The five-year rent freeze is already helping to advance relocation offers for clients of AstroLabs, which helps companies set up in Saudi Arabia, according to Alex Nicholls, its director of expansion.

But some analysts warn the freeze has the potential to backfire in the long term by causing a slump in property investment. SNB Capital sees negatives for developers and real estate investment trusts with leased assets.

“That’s the way to disaster if you try to start to tackle and manipulate rents directly,” UBS Group Economist Matthias Holzhey said on Bloomberg Television. There are “other measures that have limited impact but may still slow down rental growth,” the economist said.

Even before the most recent moves, Riyadh’s property market had begun showing signs of cooling as it became less affordable. Supply has also been ramping up.

Not as eye-catching as the rent freeze but likely one of the more potent of recent reforms is the crown prince’s overhaul of rules around empty land in Riyadh.

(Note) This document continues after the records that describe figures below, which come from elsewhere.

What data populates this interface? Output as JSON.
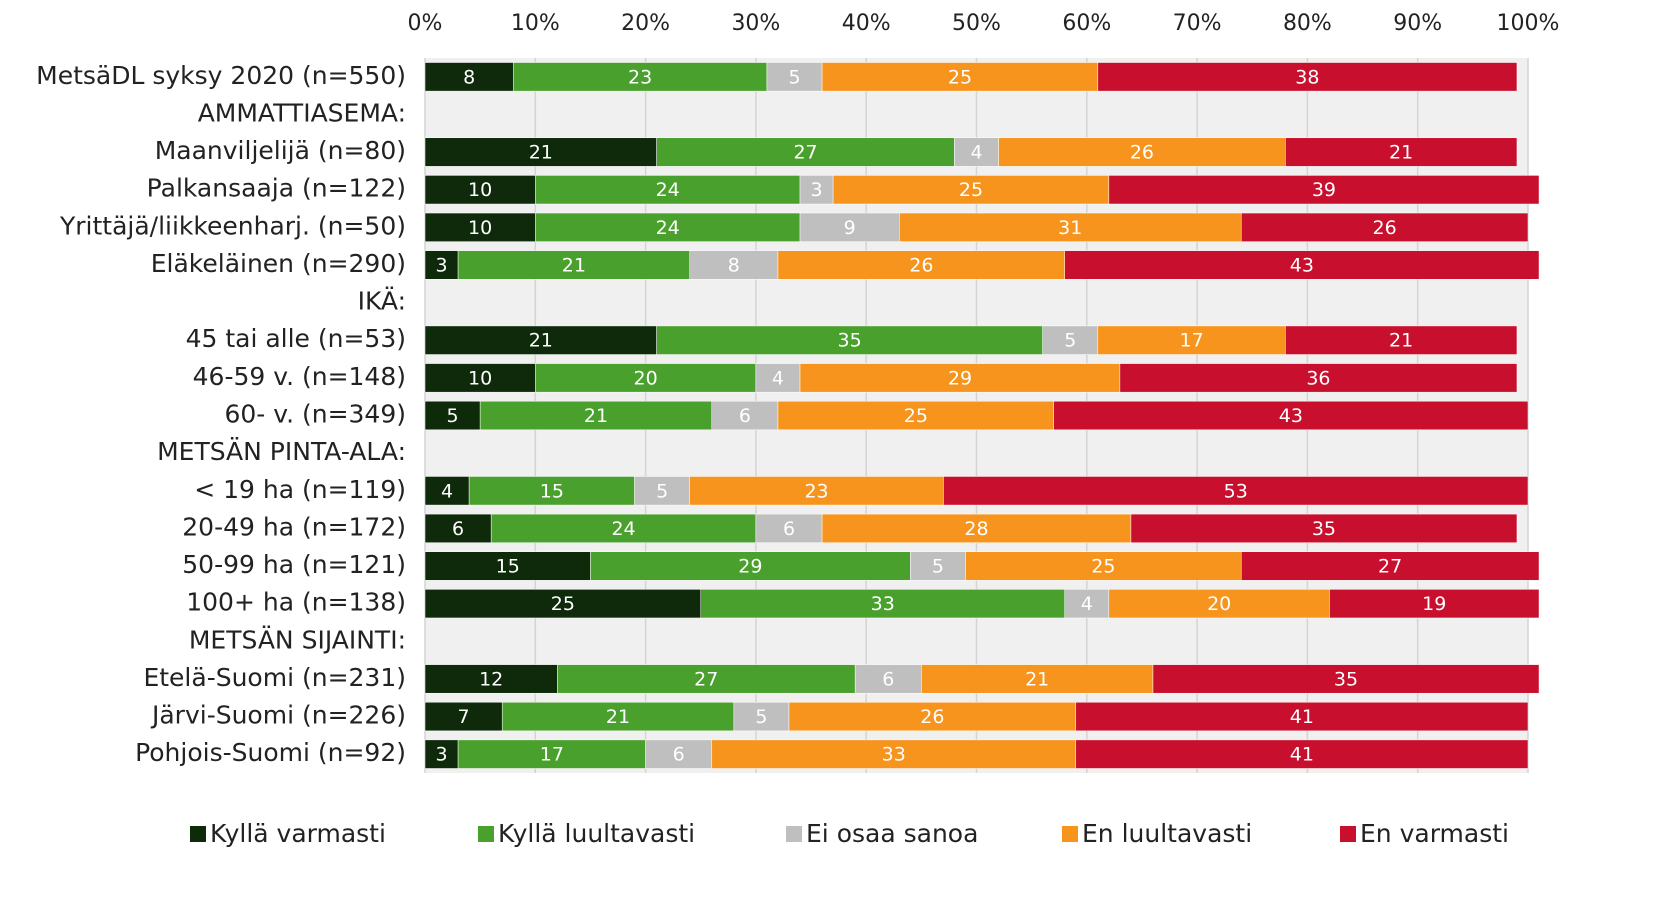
{
  "chart_data": {
    "type": "stacked_bar_horizontal",
    "categories": [
      "MetsäDL syksy 2020 (n=550)",
      "AMMATTIASEMA:",
      "Maanviljelijä (n=80)",
      "Palkansaaja (n=122)",
      "Yrittäjä/liikkeenharj. (n=50)",
      "Eläkeläinen (n=290)",
      "IKÄ:",
      "45 tai alle (n=53)",
      "46-59 v. (n=148)",
      "60- v. (n=349)",
      "METSÄN PINTA-ALA:",
      "< 19 ha (n=119)",
      "20-49 ha (n=172)",
      "50-99 ha (n=121)",
      "100+ ha (n=138)",
      "METSÄN SIJAINTI:",
      "Etelä-Suomi (n=231)",
      "Järvi-Suomi (n=226)",
      "Pohjois-Suomi (n=92)"
    ],
    "series": [
      {
        "name": "Kyllä varmasti",
        "color": "#0e2a0b",
        "values": [
          8,
          null,
          21,
          10,
          10,
          3,
          null,
          21,
          10,
          5,
          null,
          4,
          6,
          15,
          25,
          null,
          12,
          7,
          3
        ]
      },
      {
        "name": "Kyllä luultavasti",
        "color": "#4aa02c",
        "values": [
          23,
          null,
          27,
          24,
          24,
          21,
          null,
          35,
          20,
          21,
          null,
          15,
          24,
          29,
          33,
          null,
          27,
          21,
          17
        ]
      },
      {
        "name": "Ei osaa sanoa",
        "color": "#bfbfbf",
        "values": [
          5,
          null,
          4,
          3,
          9,
          8,
          null,
          5,
          4,
          6,
          null,
          5,
          6,
          5,
          4,
          null,
          6,
          5,
          6
        ]
      },
      {
        "name": "En luultavasti",
        "color": "#f7941d",
        "values": [
          25,
          null,
          26,
          25,
          31,
          26,
          null,
          17,
          29,
          25,
          null,
          23,
          28,
          25,
          20,
          null,
          21,
          26,
          33
        ]
      },
      {
        "name": "En varmasti",
        "color": "#c8102e",
        "values": [
          38,
          null,
          21,
          39,
          26,
          43,
          null,
          21,
          36,
          43,
          null,
          53,
          35,
          27,
          19,
          null,
          35,
          41,
          41
        ]
      }
    ],
    "xlim": [
      0,
      100
    ],
    "xticks": [
      {
        "value": 0,
        "label": "0%"
      },
      {
        "value": 10,
        "label": "10%"
      },
      {
        "value": 20,
        "label": "20%"
      },
      {
        "value": 30,
        "label": "30%"
      },
      {
        "value": 40,
        "label": "40%"
      },
      {
        "value": 50,
        "label": "50%"
      },
      {
        "value": 60,
        "label": "60%"
      },
      {
        "value": 70,
        "label": "70%"
      },
      {
        "value": 80,
        "label": "80%"
      },
      {
        "value": 90,
        "label": "90%"
      },
      {
        "value": 100,
        "label": "100%"
      }
    ],
    "grid": true,
    "legend": "bottom"
  }
}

Saudi Arabia shocked the industry this year with a new tax regime stipulating that anyone with more than 5,000 square meters of undeveloped land in high priority areas would see their annual tax rate quadruple to 10% — unless they start to build. The kingdom also slapped a levy of as much as 5% on land with vacant or unused buildings.

Put together, the moves are expected to boost the supply of land, homes and offices.

“In the last 10 days we were approached by at least five large landowners who are asking us to develop together,” Ziad El Chaar, chief executive of Dar Global — which has large developments inside Saudi Arabia and is also an international partner of the Trump Organization — said in an interview.

The Riyadh skyline and new metro line.Photographer: Tasneem Alsultan/Bloomberg

At question now is how the expected wave of new projects would be financed in current economic conditions: Saudi Arabia more than doubled its 2025 deficit forecast last week, while banks face tight liquidity conditions and slower lending growth.

That may open opportunities for private credit and real estate investment funds, private equity investors and family offices to step in with financing.

“Because of the capacity constraints, there will be something for everyone,” said Marc Pinto, global head of private credit at Moody’s Ratings.